“I didn’t have a dog, so I ate my homework”

dear

This time of year, English teachers heads are filled with words like evidence, analysis and topic sentences. For us, the promise of spring also comes with the promise of piles of papers, eraser shavings and pencil dust; all swirling towards the dreaded MCAS tests.

Year in and out, I work hard to teach my students how to become strong readers and writers. I work with students from a variety of socioeconomic, cultural and linguistic backgrounds. Our classroom includes kids with a myriad of emotional, linguistic and learning abilities and disabilities. We are a fully inclusive group.

Despite my best efforts, many kids choose not to do homework; some parents support things like after school time spent on incomplete assignments and holding kids to higher standards, while others prefer a path without conflict. Still, each day, my students and I work together to create an environment that promotes learning in a fun and engaging way.

Most of the time, we succeed. Usually, my kids make great progress in their learning, and this is shown on MCAS. But not always. Last year, one kid decided to rip up his test and eat it. (Seriously.)

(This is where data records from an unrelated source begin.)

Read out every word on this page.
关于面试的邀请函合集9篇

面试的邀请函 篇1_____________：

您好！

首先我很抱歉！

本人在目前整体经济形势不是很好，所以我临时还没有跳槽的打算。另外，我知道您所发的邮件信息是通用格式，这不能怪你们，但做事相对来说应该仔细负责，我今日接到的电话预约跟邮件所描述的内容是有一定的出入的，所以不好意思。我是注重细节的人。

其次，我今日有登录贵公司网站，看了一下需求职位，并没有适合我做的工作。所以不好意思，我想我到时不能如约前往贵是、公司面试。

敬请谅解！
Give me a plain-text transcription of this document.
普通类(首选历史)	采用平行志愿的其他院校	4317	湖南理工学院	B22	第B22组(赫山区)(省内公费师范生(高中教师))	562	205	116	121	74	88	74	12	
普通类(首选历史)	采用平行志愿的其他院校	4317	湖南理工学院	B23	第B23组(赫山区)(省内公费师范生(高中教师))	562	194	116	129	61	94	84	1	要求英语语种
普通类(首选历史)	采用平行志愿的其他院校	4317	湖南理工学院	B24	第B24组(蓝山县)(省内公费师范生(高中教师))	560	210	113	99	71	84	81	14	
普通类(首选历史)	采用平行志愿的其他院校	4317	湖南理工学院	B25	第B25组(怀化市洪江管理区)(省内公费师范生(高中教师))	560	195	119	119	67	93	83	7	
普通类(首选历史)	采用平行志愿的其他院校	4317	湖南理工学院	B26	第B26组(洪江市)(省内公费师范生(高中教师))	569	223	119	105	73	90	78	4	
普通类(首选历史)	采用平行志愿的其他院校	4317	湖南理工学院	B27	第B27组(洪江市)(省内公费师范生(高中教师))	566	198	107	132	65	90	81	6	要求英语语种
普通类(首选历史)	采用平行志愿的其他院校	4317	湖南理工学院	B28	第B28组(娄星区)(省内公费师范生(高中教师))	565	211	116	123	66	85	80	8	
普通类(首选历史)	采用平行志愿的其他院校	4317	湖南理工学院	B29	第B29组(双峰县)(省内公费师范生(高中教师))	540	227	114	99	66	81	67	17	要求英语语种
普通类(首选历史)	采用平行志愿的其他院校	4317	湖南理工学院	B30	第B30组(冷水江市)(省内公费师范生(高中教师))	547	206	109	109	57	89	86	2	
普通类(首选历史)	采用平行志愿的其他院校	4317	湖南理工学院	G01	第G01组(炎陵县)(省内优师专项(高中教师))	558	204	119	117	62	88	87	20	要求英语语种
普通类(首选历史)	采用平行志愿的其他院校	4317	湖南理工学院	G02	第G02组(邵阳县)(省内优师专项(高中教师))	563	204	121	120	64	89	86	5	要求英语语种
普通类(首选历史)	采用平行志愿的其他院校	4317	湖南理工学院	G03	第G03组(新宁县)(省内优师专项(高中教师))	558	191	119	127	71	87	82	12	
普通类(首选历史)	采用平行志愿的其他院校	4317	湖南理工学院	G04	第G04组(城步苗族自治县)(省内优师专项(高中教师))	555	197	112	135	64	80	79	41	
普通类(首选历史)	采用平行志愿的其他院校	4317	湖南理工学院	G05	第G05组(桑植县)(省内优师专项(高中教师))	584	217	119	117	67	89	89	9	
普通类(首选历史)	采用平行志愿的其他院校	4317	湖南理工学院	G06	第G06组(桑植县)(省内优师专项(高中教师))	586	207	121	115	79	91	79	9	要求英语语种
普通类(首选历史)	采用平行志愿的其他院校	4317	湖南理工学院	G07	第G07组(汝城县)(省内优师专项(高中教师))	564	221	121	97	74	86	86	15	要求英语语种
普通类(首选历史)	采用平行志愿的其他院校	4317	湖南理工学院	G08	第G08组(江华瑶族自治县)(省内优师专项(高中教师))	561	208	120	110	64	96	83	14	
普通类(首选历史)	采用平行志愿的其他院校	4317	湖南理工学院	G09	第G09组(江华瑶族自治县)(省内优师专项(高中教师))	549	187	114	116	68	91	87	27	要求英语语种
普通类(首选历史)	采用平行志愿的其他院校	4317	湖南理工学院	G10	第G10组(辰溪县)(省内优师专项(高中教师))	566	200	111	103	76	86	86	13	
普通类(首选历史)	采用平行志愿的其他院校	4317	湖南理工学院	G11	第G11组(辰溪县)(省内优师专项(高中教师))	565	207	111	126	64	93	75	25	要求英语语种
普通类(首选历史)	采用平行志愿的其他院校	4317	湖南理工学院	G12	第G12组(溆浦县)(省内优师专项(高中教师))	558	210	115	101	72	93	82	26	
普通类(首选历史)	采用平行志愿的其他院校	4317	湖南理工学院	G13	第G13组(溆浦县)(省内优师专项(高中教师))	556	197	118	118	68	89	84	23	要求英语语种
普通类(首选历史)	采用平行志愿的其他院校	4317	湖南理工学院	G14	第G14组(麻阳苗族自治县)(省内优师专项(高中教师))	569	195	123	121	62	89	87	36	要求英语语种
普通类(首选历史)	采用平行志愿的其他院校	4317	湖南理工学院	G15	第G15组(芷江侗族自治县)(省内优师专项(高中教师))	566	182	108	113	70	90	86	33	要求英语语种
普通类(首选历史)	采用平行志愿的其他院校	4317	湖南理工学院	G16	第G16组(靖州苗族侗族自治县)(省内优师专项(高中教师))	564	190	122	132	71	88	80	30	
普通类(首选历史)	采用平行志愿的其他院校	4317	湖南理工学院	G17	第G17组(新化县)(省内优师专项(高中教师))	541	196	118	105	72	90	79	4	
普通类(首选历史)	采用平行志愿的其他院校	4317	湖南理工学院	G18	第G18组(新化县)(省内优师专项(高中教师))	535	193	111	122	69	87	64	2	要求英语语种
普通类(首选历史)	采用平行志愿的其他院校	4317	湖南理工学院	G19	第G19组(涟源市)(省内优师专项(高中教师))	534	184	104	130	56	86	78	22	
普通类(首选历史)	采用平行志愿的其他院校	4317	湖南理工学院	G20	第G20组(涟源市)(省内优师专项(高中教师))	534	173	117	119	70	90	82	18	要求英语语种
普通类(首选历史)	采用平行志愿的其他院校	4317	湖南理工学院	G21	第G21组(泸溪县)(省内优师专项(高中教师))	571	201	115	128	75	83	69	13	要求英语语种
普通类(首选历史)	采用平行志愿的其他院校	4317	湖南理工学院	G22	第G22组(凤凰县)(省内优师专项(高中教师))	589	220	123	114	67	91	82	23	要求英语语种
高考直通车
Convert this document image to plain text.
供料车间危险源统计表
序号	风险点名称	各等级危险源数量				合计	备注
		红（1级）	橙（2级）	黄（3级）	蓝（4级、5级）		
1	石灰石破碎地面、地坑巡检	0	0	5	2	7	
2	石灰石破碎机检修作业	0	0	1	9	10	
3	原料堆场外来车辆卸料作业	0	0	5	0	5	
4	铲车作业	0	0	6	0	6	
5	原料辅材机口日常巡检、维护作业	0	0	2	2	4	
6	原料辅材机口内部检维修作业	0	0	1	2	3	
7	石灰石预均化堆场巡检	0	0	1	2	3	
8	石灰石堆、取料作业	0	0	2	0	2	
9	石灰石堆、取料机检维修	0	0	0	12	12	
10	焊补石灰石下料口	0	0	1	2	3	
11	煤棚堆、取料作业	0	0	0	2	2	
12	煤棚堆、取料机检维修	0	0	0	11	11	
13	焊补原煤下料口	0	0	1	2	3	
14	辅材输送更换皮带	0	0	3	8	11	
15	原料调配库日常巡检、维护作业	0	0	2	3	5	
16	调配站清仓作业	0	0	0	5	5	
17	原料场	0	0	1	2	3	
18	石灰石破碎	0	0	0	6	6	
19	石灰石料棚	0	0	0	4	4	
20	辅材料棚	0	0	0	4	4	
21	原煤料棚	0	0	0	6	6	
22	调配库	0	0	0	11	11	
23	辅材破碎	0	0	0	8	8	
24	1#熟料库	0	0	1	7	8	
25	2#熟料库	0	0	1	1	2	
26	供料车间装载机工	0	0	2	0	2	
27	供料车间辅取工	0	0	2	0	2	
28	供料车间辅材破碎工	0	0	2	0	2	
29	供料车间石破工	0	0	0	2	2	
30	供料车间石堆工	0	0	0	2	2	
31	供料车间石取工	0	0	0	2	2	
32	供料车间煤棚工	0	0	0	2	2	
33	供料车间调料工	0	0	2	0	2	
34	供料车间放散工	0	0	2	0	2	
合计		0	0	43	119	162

When talking to parents and townsfolk, it was a bit jarring to realize that they feel that the test is primarily a measure of me as a teacher. They feel that when the scores are published, this shows what I was able to do to help kids learn. Is it really all about me? The chewed up test was included in my student averages last year- I was trying really hard to get this student more much needed help and support- should his test scores really be included  with my data? Going down that path is opening a dangerous an explosive can of worms…

As a teacher, I go home and cry about my kids. Patrick and I have spent countless hours discussing the kids who I teach. How can I help them better? Who could help them access the resources they need? What more can I do to motivate, inspire and excite them? What about that kid who just needs… this list is endless.

I have taught kids who are homeless, some who refuse to pick up their pencils, and those who are justly more worried about feeding their younger siblings than learning how to read an MCAS article. School districts across the country are scrambling to find the answer about how to best help kids, and teachers are fighting to keep up with the changes, while managing the complicated and diverse needs of kids.

I find myself questioning what control I do hold over my student’s learning. Is that what MCAS is assessing? I’m not sure exactly what the answer is, but I do know that I have kind, thoughtful students and that I love my job.

And its at least another 11 more months before I have to worry about MCAS… Or will it be PARCC?